Das muss nicht negativ sein: Es passt zum Alter der Laureaten und zu der Verehrung, die man ihnen entgegenbringt. Der Nobelpreis hängt am Träger selbst und ist Teil seiner Person. Wie das kleine Wörtchen „von“ im Namen adliger Geschlechter führt er zu Aufmerksamkeit, Ansehen, Vorteilen und Freiheiten. Freiheit heißt zum Beispiel, etwas anderes machen zu können – wie es etwa der amerikanische Physiker Carl Wieman tat, der 1995 ausgezeichnet wurde. Er erforscht und entwickelt seit vielen Jahren neue Methoden für Physikunterricht und Physikstudium. „Der Nobelpreis“, sagt er, „gibt einem die nötige Glaubwürdigkeit und das Gewicht, um derartige Probleme anzupacken.“ Der Pharmakologe Arvid Carlsson sammelte ähnliche Erfahrungen mit seiner in den 1990er-Jahren gegründeten Firma. Bis zu seinem Nobelpreis im Jahr 2000 hatte die Firma stets Schwierigkeiten, Geldgeber zu finden. Nach dem Preis konnte Carlsson aus mehreren Offerten wählen. Und Peter Grünberg, den man im Forschungszentrum Jülich schon in Rente geschickt hatte, erhielt nach dem Preis von seinem Arbeitgeber einen neuen Vertrag als Helmholtz-Professor.

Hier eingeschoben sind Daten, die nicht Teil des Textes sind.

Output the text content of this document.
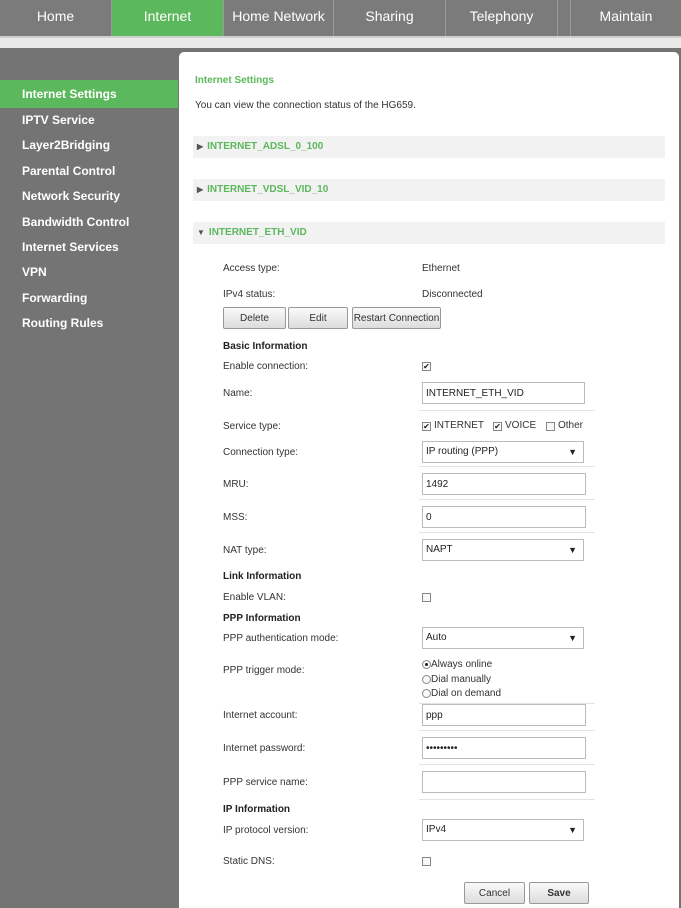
Home	Internet	Home Network	Sharing	Telephony	Maintain
Internet Settings
IPTV Service
Layer2Bridging
Parental Control
Network Security
Bandwidth Control
Internet Services
VPN
Forwarding
Routing Rules
Internet Settings
You can view the connection status of the HG659.
▶ INTERNET_ADSL_0_100
▶ INTERNET_VDSL_VID_10
▼ INTERNET_ETH_VID
Access type:	Ethernet
IPv4 status:	Disconnected
Delete	Edit	Restart Connection
Basic Information
Enable connection:	✔
Name:
INTERNET_ETH_VID
Service type:	✔ INTERNET ✔ VOICE Other
Connection type:	IP routing (PPP)	▼
MRU:
1492
MSS:
0
NAT type:	NAPT	▼
Link Information
Enable VLAN:
PPP Information
PPP authentication mode:	Auto	▼
PPP trigger mode:
Always online
Dial manually
Dial on demand
Internet account:
ppp
Internet password:
•••••••••
PPP service name:
IP Information
IP protocol version:	IPv4	▼
Static DNS:
Cancel	Save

Rechnet man die Ökonomen dazu, so sind bisher 603 Forscherinnen und Forscher mit einem wissenschaftlichen Nobelpreis ausgezeichnet worden. Exakt 256 waren Mitte Juli dieses Jahres noch am Leben. Die Nobels bilden einen ultra-exklusiven Klub, weit exklusiver als der Adel, zu dem allein in Deutschland immerhin rund 40 000 Personen gehören. Freiherren, Grafen oder Könige erben ihren Titel. Ein Nobelpreisträger hat sich seinen Titel verdient – durch kluge Ideen, Durchhaltevermögen, Einsatz und harte Arbeit. Das ist wahre Nobilität. ■

HEINZ HOREIS beobachtet für bild der wissenschaft seit Jahren die internationale Wissenschaftsszene.